その日に記した日記が手元に残っていたので、抜粋してみたいと思う。
4月26日
面接に行き、逆に自分の負債と幼さを思い知らされた。
この状態で神が働くわけがない。天に宝を積むということを、私は完全に忘れていた。この世的になっていたのだ。
辛い道である。こんなにも辛いとは思わなかった。夜、あまりの辛さに嗚咽して泣いた。しかし、自分のための涙。こんなにも弱い自分がどうしてこの道を行けるのかと、不安で苦しくてたまらない。神様が自分を愛しているとわかるだけに、苦しみを越えられない自分が情けなく、すみません、私は行けませんと祈るほかなかった。
教えでの厳密な戦いを思うと、気が狂いそうになる。だから逃げ道を探したけれど、神の愛を踏みにじり、今までの犠牲のすべてを無駄にし、すべてを失うことを思う時、どうしても離教に踏み切れなかった。
力がどんどん抜けて、その時、寮母のことばを思い出した。
「冬子ちゃんは、やる前から結果を考え過ぎる」
やってみもせずに先のことばかり考えるので、不安ばかりがつのり動けなくなるのだ。自分に愛想を尽かすのはもっと先でいい。やってみて、それでもダメだったら、その時落ちるところまで落ちたらいい。それからだって遅くないのだ。
今私にできることは、悔い改めに至るための祈りをこつこつ積み続けることだ。それしかないではないか。それさえも全うできないのだったら、その時すべてを放棄することを考えたらいい。それは今でなくていい。
この日記を読み返してみて、わたしが長いこと教会を離れられなかった理由のひとつを思い出した。
それは、自分がこの教会に導かれてくるために、たくさんの先祖たちが苦労して条件を積んできていると教えられていたからだ。もし離教するとしたらそれは自分だけの問題でない。何千年かけて先祖たちがしてきたことのすべてが無駄になり、また一からやり直すことになってしまう、と。
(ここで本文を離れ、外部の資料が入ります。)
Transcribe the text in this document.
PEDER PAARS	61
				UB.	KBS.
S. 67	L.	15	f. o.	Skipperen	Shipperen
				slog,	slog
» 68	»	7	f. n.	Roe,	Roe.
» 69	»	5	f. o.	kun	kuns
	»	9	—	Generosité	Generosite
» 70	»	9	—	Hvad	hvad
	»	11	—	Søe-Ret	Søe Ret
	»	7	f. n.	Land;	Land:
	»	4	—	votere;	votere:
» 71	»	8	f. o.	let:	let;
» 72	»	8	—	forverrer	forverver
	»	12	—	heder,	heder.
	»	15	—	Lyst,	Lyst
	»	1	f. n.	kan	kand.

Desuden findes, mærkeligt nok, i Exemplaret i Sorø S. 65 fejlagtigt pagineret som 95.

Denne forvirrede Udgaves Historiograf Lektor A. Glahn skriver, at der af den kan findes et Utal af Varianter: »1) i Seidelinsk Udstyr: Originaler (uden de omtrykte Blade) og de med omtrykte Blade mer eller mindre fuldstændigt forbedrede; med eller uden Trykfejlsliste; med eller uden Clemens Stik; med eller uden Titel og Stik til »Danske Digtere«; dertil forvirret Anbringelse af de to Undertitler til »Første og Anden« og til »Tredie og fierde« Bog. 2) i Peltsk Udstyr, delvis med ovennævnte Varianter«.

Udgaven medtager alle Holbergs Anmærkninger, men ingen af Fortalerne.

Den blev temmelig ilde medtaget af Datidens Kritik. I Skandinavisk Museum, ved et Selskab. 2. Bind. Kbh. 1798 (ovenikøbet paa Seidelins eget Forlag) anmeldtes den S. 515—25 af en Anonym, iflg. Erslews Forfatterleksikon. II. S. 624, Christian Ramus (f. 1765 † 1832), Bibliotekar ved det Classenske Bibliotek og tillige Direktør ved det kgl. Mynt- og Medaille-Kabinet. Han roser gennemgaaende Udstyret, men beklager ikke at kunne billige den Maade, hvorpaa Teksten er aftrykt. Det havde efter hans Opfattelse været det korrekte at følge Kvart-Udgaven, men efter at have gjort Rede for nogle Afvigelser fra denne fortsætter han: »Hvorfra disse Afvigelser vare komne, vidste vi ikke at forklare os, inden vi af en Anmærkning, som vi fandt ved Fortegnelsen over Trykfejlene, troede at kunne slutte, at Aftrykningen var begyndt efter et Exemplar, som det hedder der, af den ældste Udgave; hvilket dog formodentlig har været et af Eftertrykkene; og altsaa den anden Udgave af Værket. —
先祖や家族、親兄弟の救いがすべて自分の肩にかかっている。自分はそういう大きな使命を担ってここにいるのだ。だからもし信仰を失えば、自分が地獄に行くだけでなく先祖も地獄に落ちることになる。
もちろん結婚に関しても同じだ。自分からそれを破棄することは、自分だけでなく先祖や家族の救いの道をも断ち切ることになる。
そう叩きこまれてきた信者は、辛い信仰を捨てようとするたび、愛のない結婚から逃れたいと思うたびに、どうしようもない恐怖と罪悪感にかられて踏みとどまってしまう。
日記の中でわたしは「神様が自分を愛しているとわかる」なんて書いているけれども、今ならよくわかる、そんなのは嘘だ。萎える気持ちを無理やり鼓舞し、信仰的な発想を本心だと思い込もうと自分を騙して無理を重ねてきたのだ。
そんな風に生きるうち、わたしはありのままの自分の気持ちをすっかり見失っていたのだと思う。
そう、もしかしたらこれこそが、マインドコントロールというものだったのかもしれない。